Process, transform, and load large datasets using PySpark and SQL in a cloud-based environment.
Optimize data workflows for performance, scalability, and reliability.
Data Management & Optimization
Implement data quality checks to ensure accuracy, consistency, and reliability.
Monitor and troubleshoot ETL failures, ensuring minimal downtime and quick resolution.
Optimize database queries and Spark jobs to improve efficiency and reduce processing time.
Collaboration & Documentation
Work closely with data engineers, analysts, and business teams to understand data needs and implement solutions.
Document ETL workflows, data transformation logic, and troubleshooting procedures for knowledge sharing.
Participate in code reviews, testing, and deployment activities to maintain high coding standards.

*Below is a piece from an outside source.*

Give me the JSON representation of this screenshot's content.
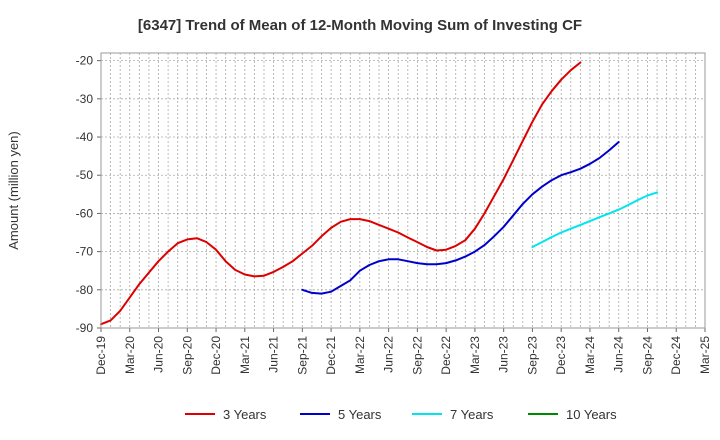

Required Skills & Experience
2-3 years of hands-on experience as an AWS Data Engineer.
Mandatory Skills
PySpark - Strong expertise in writing and optimizing PySpark scripts.
SQL - Ability to write complex SQL queries, optimize query performance, and work with relational databases.

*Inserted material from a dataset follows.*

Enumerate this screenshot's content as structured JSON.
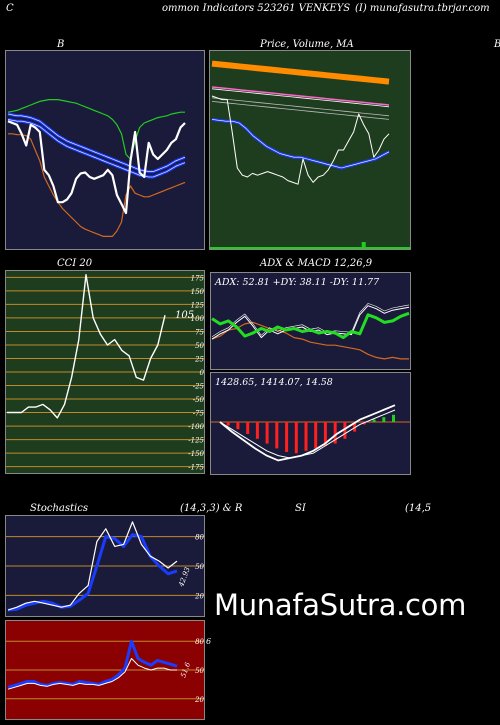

Experience working with AWS Cloud-based data solutions.
Strong understanding of ETL concepts, data modeling, and data transformation.
Ability to troubleshoot and debug ETL processes effectively.
Knowledge of performance tuning techniques for big data processing.
Nice To Have (Preferred Skills)
Experience with AWS services like S3, Glue, Redshift, EMR, Lambda, or Athena.
Exposure to DevOps practices for data pipelines, including CI/CD.